Sandrine Expilly, Insulaire

Sandrine Expilly, Insulaire

Saint-John Perse, whose real name was Alexis Leger, was born in Pointe-à-Pitre in 1887. He settled in a place called "La Polynésie" on the Giens Peninsula in 1957. "I have just inhabited almost an absolute," he testified in a letter to Mina Curtiss, the American friend who gave him a villa facing the sea, "Les Vigneaux." Perse found there, as if in a dream, perfumes, a sky, an expanse that reminded him of the Caribbean island of his childhood, but he also gradually appropriated a light, a relief, a Mediterranean land that would become in part the poetic material of his last works.

Sandrine Expilly herself has an intimate knowledge of this place, which she has walked through many times since childhood:

"I know this piece of land in the extreme south of the Var almost by heart, it looks like a ship facing the open sea and takes me somewhere else each time. When I discovered the poetry of Saint-John Perse, I let myself be carried away by his words and his poetic breath. For several years I walked around the house where he had lived, tried to follow in his footsteps, guessed and imagined his steps on the peninsula. In this photographic series, I question the border between land and sea, between real and dreamlike landscapes. At the same time, I collect pieces of wood found along the coastal path, make different charcoals and I intervene on the documentary landscapes. I use the natural material of the place in order to leave my own mark in turn."
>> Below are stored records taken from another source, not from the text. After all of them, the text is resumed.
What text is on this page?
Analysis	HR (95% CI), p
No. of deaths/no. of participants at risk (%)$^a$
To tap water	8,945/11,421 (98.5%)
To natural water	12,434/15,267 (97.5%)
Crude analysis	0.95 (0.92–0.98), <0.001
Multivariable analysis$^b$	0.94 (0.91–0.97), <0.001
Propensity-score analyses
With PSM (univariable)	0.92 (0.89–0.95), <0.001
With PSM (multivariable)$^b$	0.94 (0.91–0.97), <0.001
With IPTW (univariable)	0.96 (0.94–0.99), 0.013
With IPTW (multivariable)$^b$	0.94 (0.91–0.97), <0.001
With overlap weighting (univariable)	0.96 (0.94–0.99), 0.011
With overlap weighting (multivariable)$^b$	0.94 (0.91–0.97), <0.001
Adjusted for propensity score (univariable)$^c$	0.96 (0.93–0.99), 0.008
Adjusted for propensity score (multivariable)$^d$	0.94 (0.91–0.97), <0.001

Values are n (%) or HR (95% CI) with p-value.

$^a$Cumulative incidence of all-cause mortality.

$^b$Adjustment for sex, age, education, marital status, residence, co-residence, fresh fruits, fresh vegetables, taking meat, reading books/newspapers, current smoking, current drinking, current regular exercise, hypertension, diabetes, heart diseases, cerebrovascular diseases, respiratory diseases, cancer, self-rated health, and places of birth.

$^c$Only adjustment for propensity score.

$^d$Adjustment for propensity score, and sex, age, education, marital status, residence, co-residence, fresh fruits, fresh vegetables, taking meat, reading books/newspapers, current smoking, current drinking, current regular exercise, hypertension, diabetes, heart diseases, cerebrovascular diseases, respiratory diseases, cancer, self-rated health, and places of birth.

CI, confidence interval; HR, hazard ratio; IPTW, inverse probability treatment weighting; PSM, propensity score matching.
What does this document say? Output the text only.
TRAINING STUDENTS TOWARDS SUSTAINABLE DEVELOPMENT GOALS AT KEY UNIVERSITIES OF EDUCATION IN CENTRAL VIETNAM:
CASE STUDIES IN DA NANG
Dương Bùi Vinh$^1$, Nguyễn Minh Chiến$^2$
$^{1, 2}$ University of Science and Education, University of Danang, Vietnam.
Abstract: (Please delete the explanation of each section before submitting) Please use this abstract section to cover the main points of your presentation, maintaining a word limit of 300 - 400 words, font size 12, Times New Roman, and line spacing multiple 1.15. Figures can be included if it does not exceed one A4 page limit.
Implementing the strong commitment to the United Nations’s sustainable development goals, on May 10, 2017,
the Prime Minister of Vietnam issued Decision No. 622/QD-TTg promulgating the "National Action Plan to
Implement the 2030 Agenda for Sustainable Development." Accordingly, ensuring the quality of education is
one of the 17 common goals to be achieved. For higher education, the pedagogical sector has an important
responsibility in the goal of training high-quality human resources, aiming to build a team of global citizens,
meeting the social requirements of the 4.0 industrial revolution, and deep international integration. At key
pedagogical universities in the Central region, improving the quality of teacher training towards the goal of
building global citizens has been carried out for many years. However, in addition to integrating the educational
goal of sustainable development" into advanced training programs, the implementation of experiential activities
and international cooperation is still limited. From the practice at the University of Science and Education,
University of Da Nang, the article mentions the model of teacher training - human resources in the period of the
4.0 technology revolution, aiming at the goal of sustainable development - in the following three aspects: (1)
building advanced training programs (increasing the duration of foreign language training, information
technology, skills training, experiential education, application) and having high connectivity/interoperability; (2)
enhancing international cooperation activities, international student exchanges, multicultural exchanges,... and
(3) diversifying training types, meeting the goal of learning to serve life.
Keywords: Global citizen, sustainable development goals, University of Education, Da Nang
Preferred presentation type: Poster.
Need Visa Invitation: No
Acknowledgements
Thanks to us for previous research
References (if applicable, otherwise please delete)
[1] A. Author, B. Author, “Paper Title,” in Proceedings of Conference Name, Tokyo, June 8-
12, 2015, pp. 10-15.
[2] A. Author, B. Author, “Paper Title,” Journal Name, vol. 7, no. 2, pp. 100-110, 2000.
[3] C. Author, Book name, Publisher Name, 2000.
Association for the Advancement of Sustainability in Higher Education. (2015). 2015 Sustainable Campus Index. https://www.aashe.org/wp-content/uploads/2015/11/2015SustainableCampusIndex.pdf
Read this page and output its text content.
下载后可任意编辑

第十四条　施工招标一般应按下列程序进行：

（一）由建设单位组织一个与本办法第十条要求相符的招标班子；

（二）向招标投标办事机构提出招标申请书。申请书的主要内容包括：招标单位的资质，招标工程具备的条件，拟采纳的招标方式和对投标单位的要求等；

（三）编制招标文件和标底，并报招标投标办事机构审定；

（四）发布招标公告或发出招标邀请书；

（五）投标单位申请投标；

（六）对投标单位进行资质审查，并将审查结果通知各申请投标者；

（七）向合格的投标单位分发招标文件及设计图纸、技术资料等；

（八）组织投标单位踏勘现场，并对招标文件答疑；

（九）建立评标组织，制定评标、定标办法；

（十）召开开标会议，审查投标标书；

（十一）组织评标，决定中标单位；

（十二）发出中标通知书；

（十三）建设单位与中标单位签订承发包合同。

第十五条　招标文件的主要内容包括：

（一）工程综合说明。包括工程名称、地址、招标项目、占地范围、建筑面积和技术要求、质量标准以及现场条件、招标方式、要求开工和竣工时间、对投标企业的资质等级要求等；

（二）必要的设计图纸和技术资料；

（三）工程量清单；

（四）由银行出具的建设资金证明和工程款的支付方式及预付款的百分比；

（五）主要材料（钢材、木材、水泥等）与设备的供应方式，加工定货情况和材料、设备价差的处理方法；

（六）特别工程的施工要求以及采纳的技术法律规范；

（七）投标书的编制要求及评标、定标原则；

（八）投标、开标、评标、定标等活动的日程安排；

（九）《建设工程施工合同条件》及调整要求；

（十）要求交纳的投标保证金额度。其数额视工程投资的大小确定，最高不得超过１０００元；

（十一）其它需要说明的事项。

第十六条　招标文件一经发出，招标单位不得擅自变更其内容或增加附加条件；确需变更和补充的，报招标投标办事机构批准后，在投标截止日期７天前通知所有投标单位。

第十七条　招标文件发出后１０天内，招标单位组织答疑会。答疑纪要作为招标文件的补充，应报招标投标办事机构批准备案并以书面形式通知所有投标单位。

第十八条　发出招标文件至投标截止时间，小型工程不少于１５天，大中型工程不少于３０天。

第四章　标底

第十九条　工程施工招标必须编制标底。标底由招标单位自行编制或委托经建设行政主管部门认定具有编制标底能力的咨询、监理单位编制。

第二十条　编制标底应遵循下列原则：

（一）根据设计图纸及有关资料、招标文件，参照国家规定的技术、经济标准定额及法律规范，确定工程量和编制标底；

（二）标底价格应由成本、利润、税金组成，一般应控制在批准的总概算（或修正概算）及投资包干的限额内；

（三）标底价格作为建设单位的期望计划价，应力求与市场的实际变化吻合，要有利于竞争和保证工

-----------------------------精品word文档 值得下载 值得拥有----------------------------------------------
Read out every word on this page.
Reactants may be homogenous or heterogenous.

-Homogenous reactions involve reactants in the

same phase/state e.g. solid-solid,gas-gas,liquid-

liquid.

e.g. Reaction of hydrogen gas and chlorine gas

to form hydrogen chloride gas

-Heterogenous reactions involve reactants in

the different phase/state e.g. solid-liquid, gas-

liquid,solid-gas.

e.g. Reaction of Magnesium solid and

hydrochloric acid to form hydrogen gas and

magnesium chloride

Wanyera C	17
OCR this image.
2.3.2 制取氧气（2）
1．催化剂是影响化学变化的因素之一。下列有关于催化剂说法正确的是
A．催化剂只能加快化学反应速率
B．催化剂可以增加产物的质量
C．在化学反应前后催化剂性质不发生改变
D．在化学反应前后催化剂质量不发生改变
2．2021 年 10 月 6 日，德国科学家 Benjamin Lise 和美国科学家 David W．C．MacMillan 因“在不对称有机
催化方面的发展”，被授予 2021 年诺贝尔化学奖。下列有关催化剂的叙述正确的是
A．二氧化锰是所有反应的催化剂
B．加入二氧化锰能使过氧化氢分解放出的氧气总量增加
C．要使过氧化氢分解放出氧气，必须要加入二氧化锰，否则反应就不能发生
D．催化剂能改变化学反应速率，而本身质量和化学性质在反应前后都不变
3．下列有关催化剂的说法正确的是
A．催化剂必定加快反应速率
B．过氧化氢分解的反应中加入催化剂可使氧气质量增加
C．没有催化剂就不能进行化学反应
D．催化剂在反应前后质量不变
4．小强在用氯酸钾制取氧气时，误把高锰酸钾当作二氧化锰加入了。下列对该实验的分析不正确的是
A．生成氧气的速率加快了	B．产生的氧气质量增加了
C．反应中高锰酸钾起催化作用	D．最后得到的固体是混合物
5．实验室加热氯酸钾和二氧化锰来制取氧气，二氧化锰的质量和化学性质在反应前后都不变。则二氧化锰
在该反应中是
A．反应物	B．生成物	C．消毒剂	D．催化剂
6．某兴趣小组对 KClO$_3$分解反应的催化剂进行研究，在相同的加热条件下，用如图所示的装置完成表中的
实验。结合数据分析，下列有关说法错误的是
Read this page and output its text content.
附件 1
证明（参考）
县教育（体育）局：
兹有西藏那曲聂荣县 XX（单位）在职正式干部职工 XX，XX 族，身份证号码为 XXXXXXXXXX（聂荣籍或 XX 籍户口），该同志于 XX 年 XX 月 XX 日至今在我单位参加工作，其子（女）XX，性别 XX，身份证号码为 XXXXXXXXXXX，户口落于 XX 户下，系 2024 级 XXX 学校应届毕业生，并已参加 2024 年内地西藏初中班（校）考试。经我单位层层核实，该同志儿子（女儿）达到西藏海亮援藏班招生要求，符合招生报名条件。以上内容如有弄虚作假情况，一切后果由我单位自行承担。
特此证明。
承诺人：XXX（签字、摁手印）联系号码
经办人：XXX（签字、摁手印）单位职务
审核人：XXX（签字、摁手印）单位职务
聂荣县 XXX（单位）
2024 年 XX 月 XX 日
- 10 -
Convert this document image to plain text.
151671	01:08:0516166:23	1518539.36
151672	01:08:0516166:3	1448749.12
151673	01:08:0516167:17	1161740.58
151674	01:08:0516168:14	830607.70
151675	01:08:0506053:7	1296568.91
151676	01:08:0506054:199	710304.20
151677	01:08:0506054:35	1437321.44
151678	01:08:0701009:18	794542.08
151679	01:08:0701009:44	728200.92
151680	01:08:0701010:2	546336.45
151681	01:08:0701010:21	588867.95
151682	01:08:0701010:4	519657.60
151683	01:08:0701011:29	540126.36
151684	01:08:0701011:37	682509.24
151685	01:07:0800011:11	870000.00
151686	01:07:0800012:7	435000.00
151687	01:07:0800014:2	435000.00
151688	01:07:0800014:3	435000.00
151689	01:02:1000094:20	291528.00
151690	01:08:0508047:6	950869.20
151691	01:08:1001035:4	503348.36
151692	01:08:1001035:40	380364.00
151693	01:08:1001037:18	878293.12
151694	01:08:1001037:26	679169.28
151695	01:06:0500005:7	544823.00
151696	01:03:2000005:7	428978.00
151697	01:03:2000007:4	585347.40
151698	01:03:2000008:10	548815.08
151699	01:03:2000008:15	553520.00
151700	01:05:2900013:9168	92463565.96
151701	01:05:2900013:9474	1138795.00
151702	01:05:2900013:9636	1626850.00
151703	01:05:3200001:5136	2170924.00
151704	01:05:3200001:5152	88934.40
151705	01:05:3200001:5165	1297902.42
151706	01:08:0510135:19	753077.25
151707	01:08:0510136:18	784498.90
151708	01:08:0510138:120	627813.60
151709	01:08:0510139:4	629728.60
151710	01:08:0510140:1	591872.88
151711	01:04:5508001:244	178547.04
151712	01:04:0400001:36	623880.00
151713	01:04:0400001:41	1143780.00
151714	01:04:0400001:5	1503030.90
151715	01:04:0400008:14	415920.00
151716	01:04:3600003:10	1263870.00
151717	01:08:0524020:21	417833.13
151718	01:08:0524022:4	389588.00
If Sandrine Expilly's photographic work invites us to happily rediscover the work of Saint-John Perse through sensation, it is far from assigning the poetry of Saint-John Perse to a single place. The artist manages, through her understanding of the work, to resonate with Persian poetics, which never ceases to praise the world in all its dimensions, to elevate this song to an absolute and to celebrate the elementary forces of life.

Sandrine Expilly is a graduate of Duperré Applied Arts School. She lives and works in Paris.

Archival documents from Maison Gallimard (original editions of works by Saint-John Perse, photographs, correspondence) will be presented on this occasion.